There’s nothing wrong with thinking up a couple of destinations you’d like to see on your trip and there’s nothing wrong with researching a country’s specialties before you arrive. But if you spend your entire trip rushing from famous destination to famous destination you will lose touch with the daily life surrounding you.
Travel is about more than breaking up your year with a little wonder while you’re on the road. Travel is about transforming how you live your day-to-day life after you return home. You will never learn how daily life is refracted through the ground-level experiences of the rest of the world unless you slow down for a minute and spend some time doing “normal” activities somewhere new.
If you hate the fact you’re a workaholic obsessed with bragging rights you will never overcome your unhealthy worldview by making sure you get a picture of yourself posing in front of the 7 Wonders of the World.
By contrast, spending some time in Spain sinking into the relaxed workflow and developing a deep appreciation for long, social dinners may very well change your life and make you a welcome guest in the country rather than an annoying nuisance.
In 1973 Batson & Darley produced an oft-cited study that demonstrated the chief component behind compassion and empathy. It isn’t your personality. It isn’t your education level. It isn’t your moral or religious leanings. It’s your perceived level of busy-ness.
To sum up the Batson & Darley study- the busier you are, the less you give a damn about everyone around you.
I’d argue this lies at the heart of why so many backpackers are just so damn obnoxious. They are so concerned with sticking to their impossibly packed, self-aggrandizing schedules they don’t have the opportunity to notice anything around them. Their rush to take a picture of every relief in the Vatican or to sleep with someone in Paris gives them a sort of tunnel vision that blinds them to the needs of those around them, especially the need to be treated as a person and not as a background player filling out “THE BEST TRIP EVER.”

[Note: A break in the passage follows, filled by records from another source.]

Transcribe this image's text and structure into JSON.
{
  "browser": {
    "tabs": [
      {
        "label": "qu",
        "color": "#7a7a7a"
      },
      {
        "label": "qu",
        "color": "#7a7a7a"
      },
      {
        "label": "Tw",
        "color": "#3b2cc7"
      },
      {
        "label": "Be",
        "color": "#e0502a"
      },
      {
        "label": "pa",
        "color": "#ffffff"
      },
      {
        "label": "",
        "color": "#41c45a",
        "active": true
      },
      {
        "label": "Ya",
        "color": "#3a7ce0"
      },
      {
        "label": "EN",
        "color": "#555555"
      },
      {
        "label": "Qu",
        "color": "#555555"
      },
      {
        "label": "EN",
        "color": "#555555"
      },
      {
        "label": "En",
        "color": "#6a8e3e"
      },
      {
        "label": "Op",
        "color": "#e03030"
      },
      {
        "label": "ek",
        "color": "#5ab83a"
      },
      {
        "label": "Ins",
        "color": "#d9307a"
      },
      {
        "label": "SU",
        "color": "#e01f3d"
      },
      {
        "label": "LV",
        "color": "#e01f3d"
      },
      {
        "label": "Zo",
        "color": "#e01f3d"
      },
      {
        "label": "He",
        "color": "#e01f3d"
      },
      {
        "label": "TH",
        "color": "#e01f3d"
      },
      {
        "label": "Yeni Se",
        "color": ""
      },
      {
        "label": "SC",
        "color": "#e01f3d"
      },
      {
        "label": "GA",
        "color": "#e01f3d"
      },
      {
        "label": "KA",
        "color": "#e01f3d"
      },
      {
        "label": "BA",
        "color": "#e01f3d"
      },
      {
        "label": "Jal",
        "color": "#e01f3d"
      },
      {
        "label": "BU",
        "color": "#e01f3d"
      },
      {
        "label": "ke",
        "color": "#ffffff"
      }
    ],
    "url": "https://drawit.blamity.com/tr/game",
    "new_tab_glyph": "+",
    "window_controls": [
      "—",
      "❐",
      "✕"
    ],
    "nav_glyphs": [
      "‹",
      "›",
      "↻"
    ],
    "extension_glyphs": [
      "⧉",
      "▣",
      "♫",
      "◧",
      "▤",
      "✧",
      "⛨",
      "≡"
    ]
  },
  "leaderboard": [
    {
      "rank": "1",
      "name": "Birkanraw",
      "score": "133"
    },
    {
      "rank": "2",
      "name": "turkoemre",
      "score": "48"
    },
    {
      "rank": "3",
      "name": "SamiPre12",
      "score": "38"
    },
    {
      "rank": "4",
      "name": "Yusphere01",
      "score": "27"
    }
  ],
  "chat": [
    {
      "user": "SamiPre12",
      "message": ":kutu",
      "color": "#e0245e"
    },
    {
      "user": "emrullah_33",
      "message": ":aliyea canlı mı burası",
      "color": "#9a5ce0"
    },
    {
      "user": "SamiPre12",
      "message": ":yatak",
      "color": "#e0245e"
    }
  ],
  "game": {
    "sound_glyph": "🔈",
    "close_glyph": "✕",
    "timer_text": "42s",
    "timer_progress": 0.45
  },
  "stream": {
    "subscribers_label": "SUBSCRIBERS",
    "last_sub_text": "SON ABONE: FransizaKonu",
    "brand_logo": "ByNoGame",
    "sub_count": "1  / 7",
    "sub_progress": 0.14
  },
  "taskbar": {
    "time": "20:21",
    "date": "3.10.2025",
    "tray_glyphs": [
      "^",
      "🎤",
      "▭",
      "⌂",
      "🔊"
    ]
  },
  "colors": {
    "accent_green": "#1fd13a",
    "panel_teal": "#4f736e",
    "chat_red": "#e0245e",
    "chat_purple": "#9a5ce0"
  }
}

Which touches on a final point- when you’re as busy as the average obnoxious American backpacker you not only lose sight of the humanity of the surrounding population, you also lose track of all sense of appreciation. The gelato you eat in Rome can’t just be good, it needs to be the best. The church you visit in Seville can’t be simply beautiful, it needs to be majestic. If any item on your checklist disappoints it wastes the precious hours you’ve scheduled into scarcity, and you will make damn sure everyone within earshot understands the deep, deep wound this let-down caused you.